After spanning the minimal surface, the piercings through the surface are calculated. In each link the surface should be pierced at least once. Therefore the list of piercing serves on one hand as a double check of our link topology prescription and, on the other reveals the exact residues piercing the surface. These residues are usually in the closest proximity to the loop, therefore can interact with the loop, and hence can be biologically relevant for the function of the protein. The surfaces are displayed in the main view of the protein link (Fig. 4).

Fig. 4 Surfaces spanning the covalent loops of beta-expansin with PDB code 2HCZ - left and right panel - single surfaces, middle panel - both surfaces together.

Deterministic links

The deterministic links arise in the proteins with covalent bonds joining the protein sidechains (e.g. disulfide bonds). Such bonds naturally determine the covalent loop in the protein chain. If the loop is pierced by the other portion of the chain, the structure is called the complex lasso protein. The complex lasso proteins were studied in [2] and the database LassoProt collects information about such proteins. From this perspective the link structure can be viewed as the protein containing two interlocking complex lasso motifs.

Probabilistic links

Probabilistic links arise in multichain models upon joining the termini of each chain. Similar technique was introduced earlier to define the knots in proteins, however in that case the termini of only one chain were joined [5]. There are a few techniques, how the termini could be joined. The simple method to connect the termini directly can introduce additional crossing of the chain in its projection on 2D plane, changing artificially its link type. Therefore the termini are expanded towards the large sphere and then joined on the sphere (Fig. 5). In general, the type of the link depends on the direction of expansion. Therefore one can talk about the probability of obtaining a link in the set of all possible closures. The probability of each link is depicted as a circle plot in the default view of each protein (see Search and browse database).
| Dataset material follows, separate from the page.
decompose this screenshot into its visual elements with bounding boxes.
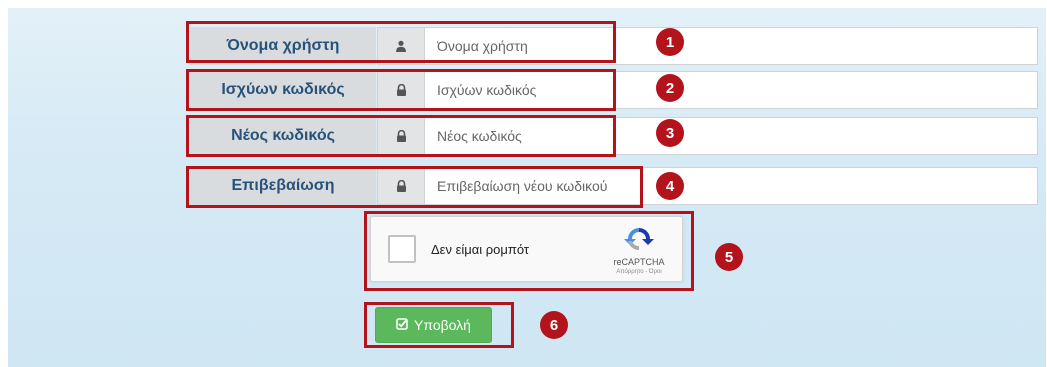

Fig. 5 Different chain termini connection methods for the same protein. Left panel - direct connection of the termini introducing additional crossing, middle panel - connection on the sphere with the use of two points, right panel - connection of the sphere with the use of one point. The chains are depicted red and blue, the connecting interval is depicted with the orange strips.
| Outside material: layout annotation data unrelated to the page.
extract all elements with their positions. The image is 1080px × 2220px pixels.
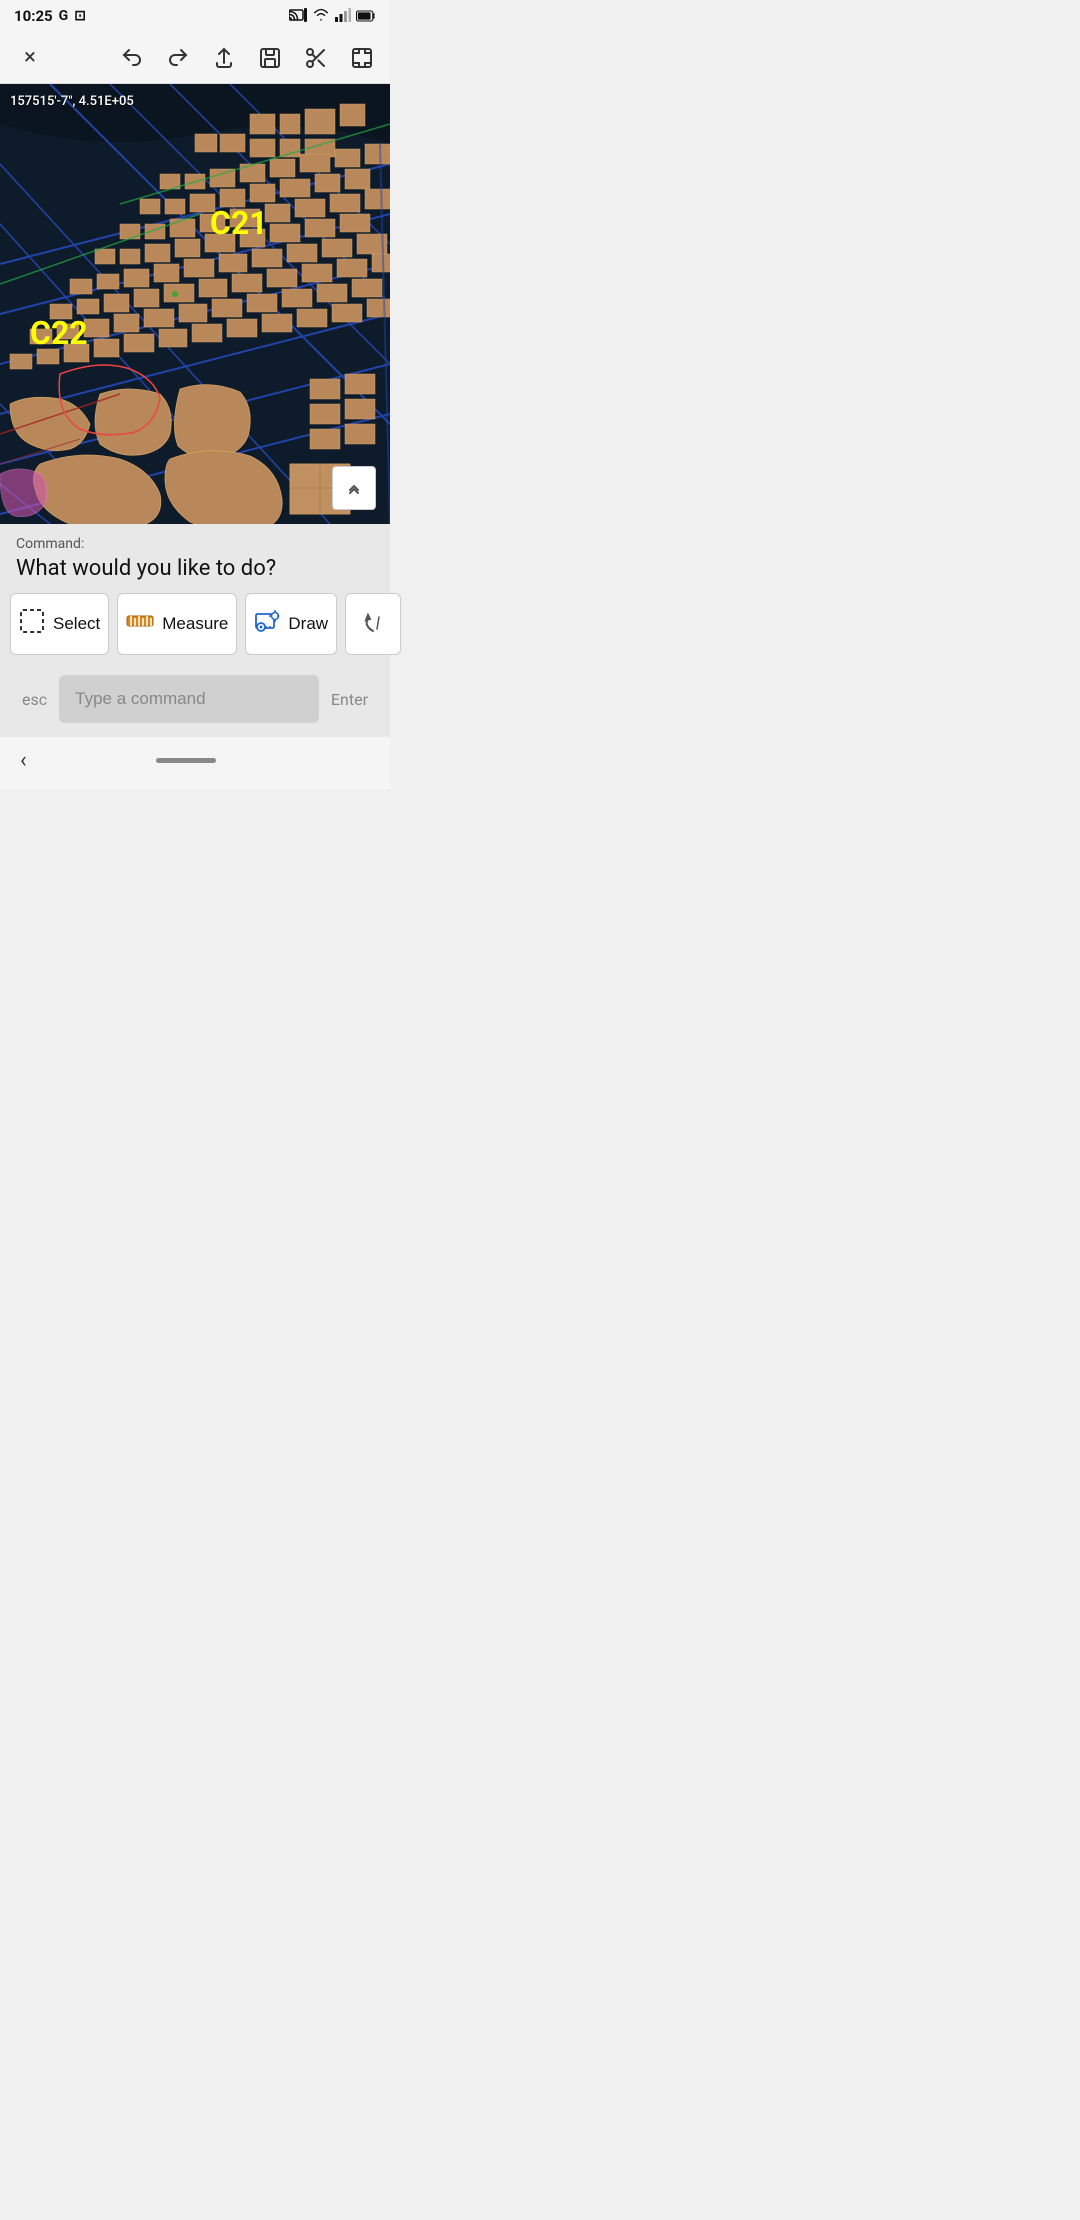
clock: 10:25 — [14, 7, 53, 25]
google-icon: G — [59, 8, 69, 24]
status-bar: 10:25 G ⊡ — [0, 0, 390, 32]
close-button[interactable]: × — [12, 45, 48, 70]
signal-icon — [335, 7, 351, 26]
redo-button[interactable] — [162, 42, 194, 74]
more-button[interactable] — [345, 593, 401, 655]
undo-button[interactable] — [116, 42, 148, 74]
scissors-button[interactable] — [300, 42, 332, 74]
toolbar: × — [0, 32, 390, 84]
select-button[interactable]: Select — [10, 593, 109, 655]
screen-record-icon: ⊡ — [74, 8, 86, 24]
draw-label: Draw — [288, 614, 328, 634]
back-button[interactable]: ‹ — [20, 748, 27, 773]
bottom-nav: ‹ — [0, 737, 390, 789]
measure-icon — [126, 610, 154, 638]
esc-button[interactable]: esc — [10, 690, 59, 709]
cast-icon — [289, 7, 307, 26]
command-label: Command: — [0, 524, 390, 554]
draw-icon — [254, 608, 280, 640]
wifi-icon — [312, 7, 330, 26]
select-icon — [19, 608, 45, 640]
toolbar-actions — [116, 42, 378, 74]
command-input-row: esc Enter — [0, 667, 390, 737]
map-coordinates: 157515'-7", 4.51E+05 — [10, 94, 134, 109]
enter-button[interactable]: Enter — [319, 690, 380, 709]
status-time-group: 10:25 G ⊡ — [14, 7, 86, 25]
status-icons — [289, 7, 376, 26]
home-indicator[interactable] — [156, 758, 216, 763]
scroll-up-button[interactable] — [332, 466, 376, 510]
map-label-c21: C21 — [210, 204, 268, 242]
map-svg — [0, 84, 390, 524]
more-icon — [361, 611, 385, 638]
command-input[interactable] — [59, 675, 319, 723]
select-label: Select — [53, 614, 100, 634]
map-label-c22: C22 — [30, 314, 88, 352]
draw-button[interactable]: Draw — [245, 593, 337, 655]
command-prompt: What would you like to do? — [0, 554, 390, 593]
save-button[interactable] — [254, 42, 286, 74]
tool-buttons-row: Select Measure — [0, 593, 390, 667]
measure-button[interactable]: Measure — [117, 593, 237, 655]
share-button[interactable] — [208, 42, 240, 74]
battery-icon — [356, 7, 376, 26]
expand-button[interactable] — [346, 42, 378, 74]
map-view[interactable]: 157515'-7", 4.51E+05 C21 C22 — [0, 84, 390, 524]
command-panel: Command: What would you like to do? Sele… — [0, 524, 390, 737]
measure-label: Measure — [162, 614, 228, 634]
In knot detection one usually uses the method of expanding the termini towards two distinct points on the sphere, and the termini are joined by joining both points on the sphere. In the case of links, the intervals joining points on the sphere can also cross changing artificially the topology. Therefore in LinkProt database we use the technique with only one point on the sphere (Fig. 4 right panel).

Macromolecular links

The third type of links stored in the LinkProt database are the macromolecular links. In such cases, the components of the link are formed by several chains, not by one chain, or part of the chain as it was in probabilistic or deterministic links. In such a case the components are formed either by connecting the chains' termini with straight interval, or by the covalent link between the chains. Macromolecular links often arise in bacteriophages or in virus capsids, introducing additional stabilization of the whole structure (see Application section).
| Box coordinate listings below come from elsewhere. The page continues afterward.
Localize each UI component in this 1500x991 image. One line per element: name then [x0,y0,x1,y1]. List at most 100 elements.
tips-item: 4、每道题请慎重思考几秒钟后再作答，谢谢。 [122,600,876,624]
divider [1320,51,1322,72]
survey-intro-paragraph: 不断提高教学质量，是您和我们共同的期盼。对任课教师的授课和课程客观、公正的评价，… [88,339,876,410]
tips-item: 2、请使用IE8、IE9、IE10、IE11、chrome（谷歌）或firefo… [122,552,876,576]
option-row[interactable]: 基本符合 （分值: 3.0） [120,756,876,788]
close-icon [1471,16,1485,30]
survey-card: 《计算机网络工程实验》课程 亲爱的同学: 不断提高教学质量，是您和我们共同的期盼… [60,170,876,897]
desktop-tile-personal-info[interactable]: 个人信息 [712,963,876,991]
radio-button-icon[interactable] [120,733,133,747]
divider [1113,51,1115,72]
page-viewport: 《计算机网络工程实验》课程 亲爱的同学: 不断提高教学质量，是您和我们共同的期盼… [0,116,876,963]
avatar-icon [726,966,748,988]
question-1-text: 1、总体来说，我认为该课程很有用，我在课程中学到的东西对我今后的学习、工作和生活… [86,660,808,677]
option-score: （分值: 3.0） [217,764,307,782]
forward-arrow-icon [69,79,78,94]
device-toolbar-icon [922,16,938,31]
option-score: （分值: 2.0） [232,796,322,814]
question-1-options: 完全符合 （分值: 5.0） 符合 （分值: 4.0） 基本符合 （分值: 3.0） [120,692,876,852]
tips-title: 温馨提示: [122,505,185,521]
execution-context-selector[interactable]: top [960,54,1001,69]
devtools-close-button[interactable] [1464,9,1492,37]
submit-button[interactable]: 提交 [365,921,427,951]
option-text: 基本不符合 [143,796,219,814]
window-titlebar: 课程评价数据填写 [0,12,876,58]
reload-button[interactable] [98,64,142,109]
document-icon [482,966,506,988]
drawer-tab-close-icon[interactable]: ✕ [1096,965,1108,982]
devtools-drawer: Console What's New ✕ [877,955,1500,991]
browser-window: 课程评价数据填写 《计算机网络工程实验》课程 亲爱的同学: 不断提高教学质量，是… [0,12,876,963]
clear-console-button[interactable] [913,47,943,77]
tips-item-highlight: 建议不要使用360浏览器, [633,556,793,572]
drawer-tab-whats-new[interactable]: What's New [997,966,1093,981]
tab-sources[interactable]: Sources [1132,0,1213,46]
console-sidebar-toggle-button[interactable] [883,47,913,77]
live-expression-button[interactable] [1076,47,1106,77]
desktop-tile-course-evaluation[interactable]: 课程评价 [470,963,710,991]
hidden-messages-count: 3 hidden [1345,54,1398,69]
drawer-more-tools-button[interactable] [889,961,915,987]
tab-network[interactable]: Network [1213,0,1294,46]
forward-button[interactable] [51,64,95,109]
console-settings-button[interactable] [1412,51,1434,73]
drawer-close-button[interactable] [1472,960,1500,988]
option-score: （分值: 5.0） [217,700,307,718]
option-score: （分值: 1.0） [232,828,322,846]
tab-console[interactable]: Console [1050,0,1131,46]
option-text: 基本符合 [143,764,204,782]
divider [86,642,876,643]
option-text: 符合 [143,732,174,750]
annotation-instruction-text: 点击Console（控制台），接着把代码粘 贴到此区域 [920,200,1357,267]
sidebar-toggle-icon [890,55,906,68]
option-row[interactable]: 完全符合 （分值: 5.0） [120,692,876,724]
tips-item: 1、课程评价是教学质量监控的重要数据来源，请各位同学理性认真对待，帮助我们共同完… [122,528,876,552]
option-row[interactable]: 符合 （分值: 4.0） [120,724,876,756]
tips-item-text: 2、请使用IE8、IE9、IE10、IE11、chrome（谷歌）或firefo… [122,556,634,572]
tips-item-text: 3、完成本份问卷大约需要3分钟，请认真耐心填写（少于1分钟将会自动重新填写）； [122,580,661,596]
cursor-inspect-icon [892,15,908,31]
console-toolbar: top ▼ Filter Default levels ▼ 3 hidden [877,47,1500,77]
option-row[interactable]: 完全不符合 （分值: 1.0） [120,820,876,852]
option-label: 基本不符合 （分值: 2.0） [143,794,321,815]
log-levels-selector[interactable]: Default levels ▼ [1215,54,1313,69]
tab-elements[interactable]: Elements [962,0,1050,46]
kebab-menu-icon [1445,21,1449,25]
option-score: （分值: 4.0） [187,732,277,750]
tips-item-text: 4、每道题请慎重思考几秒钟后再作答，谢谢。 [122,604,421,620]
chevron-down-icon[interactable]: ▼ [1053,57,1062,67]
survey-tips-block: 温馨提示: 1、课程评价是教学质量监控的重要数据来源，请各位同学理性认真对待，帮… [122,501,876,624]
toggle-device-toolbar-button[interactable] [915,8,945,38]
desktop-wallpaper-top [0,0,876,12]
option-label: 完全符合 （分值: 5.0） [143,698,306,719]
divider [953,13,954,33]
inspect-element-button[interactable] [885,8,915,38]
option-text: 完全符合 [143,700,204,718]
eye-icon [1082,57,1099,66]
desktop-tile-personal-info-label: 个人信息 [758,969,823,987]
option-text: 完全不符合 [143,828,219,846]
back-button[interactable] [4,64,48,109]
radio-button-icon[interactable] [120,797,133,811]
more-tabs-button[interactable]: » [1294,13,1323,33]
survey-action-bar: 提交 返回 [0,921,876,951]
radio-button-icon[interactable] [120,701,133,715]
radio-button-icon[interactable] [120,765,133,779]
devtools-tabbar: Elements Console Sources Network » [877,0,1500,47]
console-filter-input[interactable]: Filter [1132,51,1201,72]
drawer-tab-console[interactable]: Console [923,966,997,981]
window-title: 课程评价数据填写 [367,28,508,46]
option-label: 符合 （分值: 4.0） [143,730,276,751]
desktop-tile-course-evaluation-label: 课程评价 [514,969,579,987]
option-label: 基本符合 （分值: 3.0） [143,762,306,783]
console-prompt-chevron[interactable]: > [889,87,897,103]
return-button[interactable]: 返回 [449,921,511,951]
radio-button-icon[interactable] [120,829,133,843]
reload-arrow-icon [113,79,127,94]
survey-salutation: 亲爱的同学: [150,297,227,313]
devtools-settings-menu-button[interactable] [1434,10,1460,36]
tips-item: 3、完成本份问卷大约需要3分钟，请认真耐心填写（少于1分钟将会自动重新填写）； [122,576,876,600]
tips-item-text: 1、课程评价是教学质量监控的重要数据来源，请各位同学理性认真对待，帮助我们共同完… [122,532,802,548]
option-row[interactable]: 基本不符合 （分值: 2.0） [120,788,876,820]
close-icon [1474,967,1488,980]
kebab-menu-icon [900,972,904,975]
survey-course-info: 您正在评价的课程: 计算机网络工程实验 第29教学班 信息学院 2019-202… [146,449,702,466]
[1] Freyd, P., Yetter, D., Hoste, J., Lickorish, W. R., Millett, K., & Ocneanu, A. (1985). A new polynomial invariant of knots and links. Bulletin of the American Mathematical Society, 12(2), 239-246.
[2] Niemyska, W., Dabrowski-Tumanski, P., Kadlof, M., Haglund, E., Sułkowski, P., Sulkowska, J.I., Complex lasso: new entangled motifs in proteins.
[3] Dabrowski-Tumanski, P., Niemyska, W., Pasznik, P., & Sulkowska, J. I. (2016). LassoProt: server to analyze biopolymers with lassos. Nucleic acids research, gkw308.
[4] Ewing, B., & Millett, K. C. (1997). Computational algorithms and the complexity of link polynomials. Progress in knot theory and related topics, 56, 51-68.
[5] Sulkowska, J. I., Rawdon, E. J., Millett, K. C., Onuchic, J. N., & Stasiak, A. (2012). Conservation of complex knotting and slipknotting patterns in proteins. Proceedings of the National Academy of Sciences, 109(26), E1715-E1723.